Ordonnons le maintien de la mesure de soins psychiatriques sous forme d’hospitalisation complète de Monsieur [N] [Z].
Rappelons que l’ordonnance du juge des libertés et de la détention est susceptible d’appel devant le Premier Président de la Cour d’Appel de Versailles dans un délai de dix jours à compter de sa notification. Seules les parties à la procédure définies à l’article R.3211-13 du CSP peuvent faire appel (requérant, personne sous soins psychiatriques, préfet ou directeur d’établissement le cas échéant). Le ministère public peut, dans tous les cas, interjeter appel dans le même délai.
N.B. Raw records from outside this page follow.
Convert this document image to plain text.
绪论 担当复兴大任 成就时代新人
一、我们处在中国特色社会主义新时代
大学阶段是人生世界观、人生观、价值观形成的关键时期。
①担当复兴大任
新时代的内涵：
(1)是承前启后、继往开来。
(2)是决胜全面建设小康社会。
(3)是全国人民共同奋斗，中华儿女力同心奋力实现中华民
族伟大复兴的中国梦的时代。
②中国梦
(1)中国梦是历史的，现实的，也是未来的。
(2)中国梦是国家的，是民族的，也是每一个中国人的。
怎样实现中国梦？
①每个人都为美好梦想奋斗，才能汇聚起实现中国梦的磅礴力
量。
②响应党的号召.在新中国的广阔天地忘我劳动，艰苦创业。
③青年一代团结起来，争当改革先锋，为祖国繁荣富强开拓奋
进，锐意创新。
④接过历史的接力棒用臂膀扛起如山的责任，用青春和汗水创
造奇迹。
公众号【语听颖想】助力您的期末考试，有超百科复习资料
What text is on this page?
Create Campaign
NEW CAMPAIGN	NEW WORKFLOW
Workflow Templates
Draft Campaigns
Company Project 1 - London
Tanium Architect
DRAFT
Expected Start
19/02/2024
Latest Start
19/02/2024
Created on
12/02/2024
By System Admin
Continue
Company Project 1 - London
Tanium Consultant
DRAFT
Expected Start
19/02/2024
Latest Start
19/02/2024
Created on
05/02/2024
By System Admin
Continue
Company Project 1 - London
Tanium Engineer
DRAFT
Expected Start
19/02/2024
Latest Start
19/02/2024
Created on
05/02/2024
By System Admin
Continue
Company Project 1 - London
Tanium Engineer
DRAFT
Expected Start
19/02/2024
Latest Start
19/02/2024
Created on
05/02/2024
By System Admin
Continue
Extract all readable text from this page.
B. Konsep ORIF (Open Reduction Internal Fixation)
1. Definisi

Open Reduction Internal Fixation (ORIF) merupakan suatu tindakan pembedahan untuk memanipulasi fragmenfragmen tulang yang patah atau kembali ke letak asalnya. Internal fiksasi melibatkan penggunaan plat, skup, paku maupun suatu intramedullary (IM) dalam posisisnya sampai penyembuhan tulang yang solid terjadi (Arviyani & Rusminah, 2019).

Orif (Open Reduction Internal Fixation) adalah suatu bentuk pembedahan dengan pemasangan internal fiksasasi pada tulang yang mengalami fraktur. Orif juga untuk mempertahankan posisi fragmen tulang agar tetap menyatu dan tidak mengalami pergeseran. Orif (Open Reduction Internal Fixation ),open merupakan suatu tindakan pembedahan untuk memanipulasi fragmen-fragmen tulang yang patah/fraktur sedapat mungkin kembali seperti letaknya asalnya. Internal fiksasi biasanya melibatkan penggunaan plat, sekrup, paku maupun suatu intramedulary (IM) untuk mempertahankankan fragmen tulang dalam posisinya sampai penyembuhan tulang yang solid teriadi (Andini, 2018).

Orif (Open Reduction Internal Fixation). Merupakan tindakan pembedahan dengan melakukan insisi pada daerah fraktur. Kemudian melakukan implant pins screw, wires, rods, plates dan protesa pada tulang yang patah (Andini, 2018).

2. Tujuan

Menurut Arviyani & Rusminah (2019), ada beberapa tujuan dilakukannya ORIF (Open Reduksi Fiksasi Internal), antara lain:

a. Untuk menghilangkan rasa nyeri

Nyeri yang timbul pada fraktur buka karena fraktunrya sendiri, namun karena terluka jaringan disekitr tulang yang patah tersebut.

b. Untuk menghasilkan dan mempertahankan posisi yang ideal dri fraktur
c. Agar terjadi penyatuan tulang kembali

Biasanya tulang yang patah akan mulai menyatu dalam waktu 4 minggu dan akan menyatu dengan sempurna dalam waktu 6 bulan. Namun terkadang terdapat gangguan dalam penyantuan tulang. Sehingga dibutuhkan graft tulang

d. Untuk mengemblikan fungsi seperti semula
La déclaration d’appel motivée est transmise par tout moyen au greffe de la Cour d’Appel de Versailles qui en avise sur-le-champ le greffier du tribunal judiciaire et fait connaître la date et l’heure de l’audience aux parties, à leurs avocats, au tiers qui a demandé l’admission en soins et au directeur d’établissement. A moins qu’il n’ait été donné un effet suspensif à l’appel, le premier président statue dans les douze jours de sa saisine. Ce délai est porté à vingt-cinq jours si une expertise est ordonnée. Adresse : Monsieur le Premier Président – Cour d’Appel de Versailles – [Adresse 6] (télécopie : [XXXXXXXX02] – téléphone : [XXXXXXXX01] et [XXXXXXXX03] ). Rappelons que sur le fondement des dispositions des articles L 3211-12-4, R. 3211-16 et R 3211-20 du code de la santé publique le recours n’est pas suspensif d’exécution, sauf décision du Premier Président de la Cour d’appel de Versailles déclarant le recours suspensif à la demande du Procureur de la République.Laissons les éventuels dépens à la charge du Trésor Public.
Prononcée par mise à disposition au greffe le 20 Mai 2025 par Madame Agnès BELGHAZI, Vice-Présidente, assisté(e) de Mme Axelle MATEOS, greffier, qui ont signé la minute de la présente décision.